Campaign groups also say that patients do not always receive the regular health checks and support required to ensure proper care. “We have Aids drugs and that is great. But when we need any other medicine or social assistance, it’s very difficult,” says Jose Luis da Silva, diagnosed with HIV four years ago. Silva, who is 47 and unemployed, has been sleeping in Rio’s bus station for the past four months, surviving on a 70 reais (US$35; £22) monthly government allowance. Eduardo Barbosa, one of the directors of the government's department for combating Aids, defends the record of Brazil’s national programme. He says the government recently bought more than three million test kits to improve the rate of diagnosis. “One of the reasons for Brazil’s successful response to the epidemic is that the federal government is working alongside local government and campaign groups,” Barbosa said. The government is also adapting, he said, “to a new reality where HIV-positive people have an indeterminate life span”.

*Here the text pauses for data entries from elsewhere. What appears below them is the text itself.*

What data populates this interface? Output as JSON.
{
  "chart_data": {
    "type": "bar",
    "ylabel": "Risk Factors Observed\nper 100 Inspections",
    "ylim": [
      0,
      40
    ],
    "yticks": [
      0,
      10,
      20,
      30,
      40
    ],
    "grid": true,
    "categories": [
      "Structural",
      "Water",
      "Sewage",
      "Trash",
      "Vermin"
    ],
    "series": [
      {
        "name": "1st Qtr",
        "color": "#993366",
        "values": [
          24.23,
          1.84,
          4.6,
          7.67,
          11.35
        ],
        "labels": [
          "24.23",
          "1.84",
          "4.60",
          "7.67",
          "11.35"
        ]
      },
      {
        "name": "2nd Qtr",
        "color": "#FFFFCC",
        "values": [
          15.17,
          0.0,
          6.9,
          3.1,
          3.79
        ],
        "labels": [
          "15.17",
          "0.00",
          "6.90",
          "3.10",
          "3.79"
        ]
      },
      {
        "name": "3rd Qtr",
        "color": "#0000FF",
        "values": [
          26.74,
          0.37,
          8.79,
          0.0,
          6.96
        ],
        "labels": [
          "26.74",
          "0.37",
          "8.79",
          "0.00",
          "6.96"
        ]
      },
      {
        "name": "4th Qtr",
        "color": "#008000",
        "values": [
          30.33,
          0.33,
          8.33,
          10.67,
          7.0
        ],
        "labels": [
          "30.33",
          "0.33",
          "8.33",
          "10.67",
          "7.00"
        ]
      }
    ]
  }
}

However Barbosa admits: “More and more people go into the public health system each year and some hospitals are overcrowded.” Eduardo Gomez, an assistant professor at Rutgers University in Camden, New Jersey, says Brazil’s “success story” started to decline in the last four years, in part because of less international aid. “Brazil used to be perceived as a receiver, but started to donate towards the work of tackling Aids. “Lula (Brazil’s former president) was very committed to marketing Brazil as a strong power that contributed to Africa and tackling disease abroad. So the international community started to shift attention to Africa and other parts of Latin America.” Brazil invests an average of 1.2bn reais a year ($US580m; £378m) in its Aids programme and no longer depends on international help. But campaigners say the lack of foreign aid has weakened the very groups who used to raise public awareness, while the government is toning down its message.